Advocates say that a college degree is not a luxury, but a necessity, to make a living wage in the 21st century economy, and that rapidly-increasing tuitions lock many deserving students out of that opportunity.
But education researchers will be watching carefully to see whether free tuition actually makes a dramatic change. While school costs do bar many students, they say, numerous factors prevent first-year students from obtaining their degree, such as academic support and family obligations.
Nearly 90 percent of high school graduates nation-wide enroll in college within eight years of getting their high school diploma, Northwestern University researcher Chenny Ng wrote in a November op-ed, but community colleges, on average, have graduation rates around just 40 percent. Dr. Ng, who is skeptical that free college can motivate all students, recommends strengthening other programs, like college career services, to help students get through their program and land stable jobs.
After 10 years of the "Kalamazoo Promise," in which anonymous donors paid for state university tuition for local high school grads, researchers found that about 48 percent of the program's students earned a postsecondary credential, including college degrees, within six years.
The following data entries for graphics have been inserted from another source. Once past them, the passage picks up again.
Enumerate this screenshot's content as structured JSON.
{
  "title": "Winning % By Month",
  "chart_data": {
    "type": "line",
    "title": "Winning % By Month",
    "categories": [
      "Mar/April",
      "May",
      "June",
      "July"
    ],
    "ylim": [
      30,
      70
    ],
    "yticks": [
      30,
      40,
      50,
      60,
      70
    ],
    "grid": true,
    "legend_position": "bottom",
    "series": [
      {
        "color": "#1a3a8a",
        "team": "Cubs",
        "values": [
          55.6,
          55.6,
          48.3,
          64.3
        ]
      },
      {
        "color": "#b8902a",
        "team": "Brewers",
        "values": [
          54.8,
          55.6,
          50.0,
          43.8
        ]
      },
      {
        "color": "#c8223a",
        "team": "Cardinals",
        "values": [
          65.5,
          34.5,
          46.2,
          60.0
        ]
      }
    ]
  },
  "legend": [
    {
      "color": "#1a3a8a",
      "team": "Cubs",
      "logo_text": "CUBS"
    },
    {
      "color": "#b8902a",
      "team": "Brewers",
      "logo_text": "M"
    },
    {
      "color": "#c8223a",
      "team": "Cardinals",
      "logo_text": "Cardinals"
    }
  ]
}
For those who did not use the plan, or did not qualify, that average was 36 percent.
Teachers say the program is felt in high schools, too, where students who once couldn't imagine themselves enrolling in college started to take themselves and their studies more seriously.
"I wouldn’t have reached for those extra things if I had not known I was going to college afterwards," one young Promise participant who decided to take extra classes and a filmmaking program told the Monitor in June.
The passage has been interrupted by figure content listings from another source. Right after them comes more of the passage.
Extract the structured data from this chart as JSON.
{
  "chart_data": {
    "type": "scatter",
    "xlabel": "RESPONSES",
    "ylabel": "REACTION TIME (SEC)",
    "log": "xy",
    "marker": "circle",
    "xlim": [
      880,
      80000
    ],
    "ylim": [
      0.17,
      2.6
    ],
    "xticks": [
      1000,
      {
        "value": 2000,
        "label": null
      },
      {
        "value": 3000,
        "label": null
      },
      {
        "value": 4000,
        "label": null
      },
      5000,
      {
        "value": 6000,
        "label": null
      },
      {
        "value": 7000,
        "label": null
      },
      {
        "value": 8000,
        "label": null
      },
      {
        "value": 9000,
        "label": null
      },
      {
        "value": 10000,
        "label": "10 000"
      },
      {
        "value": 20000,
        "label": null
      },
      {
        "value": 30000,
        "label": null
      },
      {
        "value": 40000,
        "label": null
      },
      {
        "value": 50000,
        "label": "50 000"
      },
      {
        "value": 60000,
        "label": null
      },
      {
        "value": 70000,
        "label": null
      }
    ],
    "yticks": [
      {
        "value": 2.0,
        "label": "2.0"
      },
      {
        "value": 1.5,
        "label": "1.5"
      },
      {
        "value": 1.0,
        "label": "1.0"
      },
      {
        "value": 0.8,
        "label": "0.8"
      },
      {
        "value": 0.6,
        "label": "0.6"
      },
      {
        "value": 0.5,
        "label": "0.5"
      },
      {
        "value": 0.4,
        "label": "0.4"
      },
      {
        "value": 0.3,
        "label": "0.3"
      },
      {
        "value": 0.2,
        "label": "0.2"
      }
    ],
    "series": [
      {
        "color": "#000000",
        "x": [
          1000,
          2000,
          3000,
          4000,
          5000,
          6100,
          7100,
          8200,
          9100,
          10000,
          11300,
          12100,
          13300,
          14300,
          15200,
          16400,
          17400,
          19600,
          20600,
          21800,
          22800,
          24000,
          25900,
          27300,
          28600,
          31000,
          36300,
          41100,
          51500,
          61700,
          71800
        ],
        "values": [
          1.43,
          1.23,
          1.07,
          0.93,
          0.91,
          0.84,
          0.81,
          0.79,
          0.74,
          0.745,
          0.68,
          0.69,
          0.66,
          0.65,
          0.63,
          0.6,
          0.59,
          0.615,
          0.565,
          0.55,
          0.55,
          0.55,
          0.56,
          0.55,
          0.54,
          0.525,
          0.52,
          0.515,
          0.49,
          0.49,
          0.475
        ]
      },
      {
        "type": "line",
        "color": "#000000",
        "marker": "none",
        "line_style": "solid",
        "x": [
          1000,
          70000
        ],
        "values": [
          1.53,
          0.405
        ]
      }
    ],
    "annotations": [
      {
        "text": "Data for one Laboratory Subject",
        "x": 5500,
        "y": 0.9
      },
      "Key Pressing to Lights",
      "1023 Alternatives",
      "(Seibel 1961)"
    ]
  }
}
In Detroit, the program will be funded by state education taxes, and cover costs remaining after students apply for scholarships and aid.
The beleaguered Detroit school district, one of the poorest-performing city districts in the nation in recent years, has earned national attention this winter after teachers staged a series of "sick outs" to call attention to dangerous conditions in their buildings, which constituted health and safety violations.
On Tuesday, the Michigan Senate approved a $700 million plan to dig the district, which has been state-managed since 2009, out of debt. Mayor Duggan has supported the proposal, which would return schools to local control.
Amid those problems, however, the district has turned around its drop-out rate from 58.2 percent, in 2008, to 77.4 percent last year.
The city's median household income is $26,095, according to census data. Some 78 percent of those over age 25 have a high school diploma, while only 13.1 percent hold a bachelor's degree.
This report includes material from the Associated Press.